Elan has been struggling to stay in the black, recently cut 14% of its work force, and has been trying to soothe shareholders angry over the stock's plunge from $36 last July to as low as $5.

Elan, which sells Tysabri for multiple sclerosis and Prialt for severe pain, said the deal should make it profitable by the end of 2010, and cut debt about 70% to about $400 million. The company said it held discussions with 30 companies before reaching the deal with Johnson & Johnson.

Gordon said the choice of J&J was a surprise, as analysts watching as Elan was shopped to major drugmakers expected it to go with Novartis.

Brozak said the deal was a telling departure from J&J's norm of buying entire companies with established products, rather than experimental compounds that might not pan out.

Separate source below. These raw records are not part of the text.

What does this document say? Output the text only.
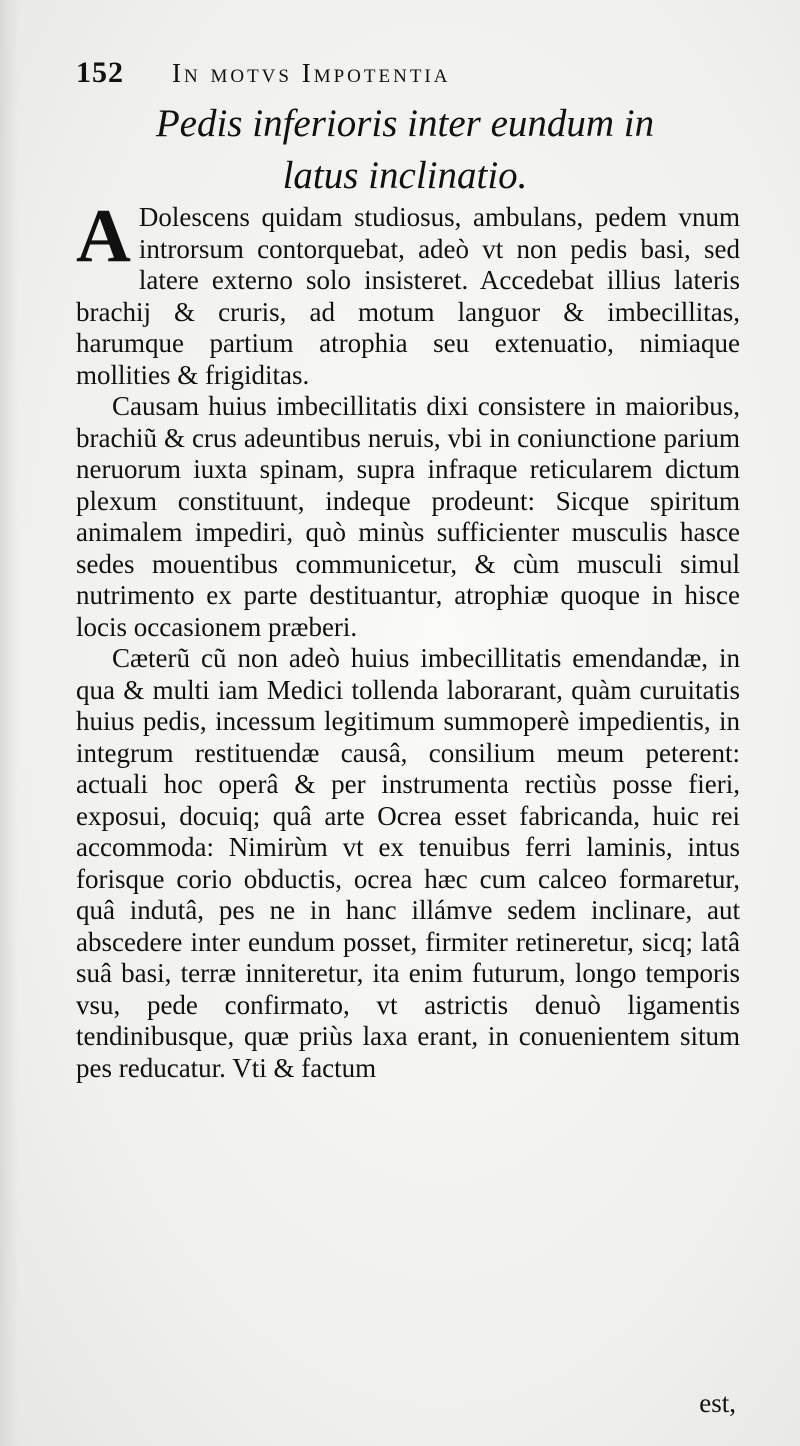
152 In motvs Impotentia
Pedis inferioris inter eundum in
latus inclinatio.

A Dolescens quidam studiosus, ambulans, pedem vnum introrsum contorquebat, adeò vt non pedis basi, sed latere externo solo insisteret. Accedebat illius lateris brachij & cruris, ad motum languor & imbecillitas, harumque partium atrophia seu extenuatio, nimiaque mollities & frigiditas.

Causam huius imbecillitatis dixi consistere in maioribus, brachiũ & crus adeuntibus neruis, vbi in coniunctione parium neruorum iuxta spinam, supra infraque reticularem dictum plexum constituunt, indeque prodeunt: Sicque spiritum animalem impediri, quò minùs sufficienter musculis hasce sedes mouentibus communicetur, & cùm musculi simul nutrimento ex parte destituantur, atrophiæ quoque in hisce locis occasionem præberi.

Cæterũ cũ non adeò huius imbecillitatis emendandæ, in qua & multi iam Medici tollenda laborarant, quàm curuitatis huius pedis, incessum legitimum summoperè impedientis, in integrum restituendæ causâ, consilium meum peterent: actuali hoc operâ & per instrumenta rectiùs posse fieri, exposui, docuiq; quâ arte Ocrea esset fabricanda, huic rei accommoda: Nimirùm vt ex tenuibus ferri laminis, intus forisque corio obductis, ocrea hæc cum calceo formaretur, quâ indutâ, pes ne in hanc illámve sedem inclinare, aut abscedere inter eundum posset, firmiter retineretur, sicq; latâ suâ basi, terræ inniteretur, ita enim futurum, longo temporis vsu, pede confirmato, vt astrictis denuò ligamentis tendinibusque, quæ priùs laxa erant, in conuenientem situm pes reducatur. Vti & factum

est,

"J&J needed to do this," he said, given the pressures on the industry from generic competition, not enough drugs being developed in-house, health care reform and the recession.

The deal is expected to close by year's end, pending approval from antitrust regulators. Boards of both companies have approved it. The acquisition will reduce J&J's profit by 2 cents to 3 cents per share this year.

Moody's Investors Service put Elan's ratings under review for possible upgrade.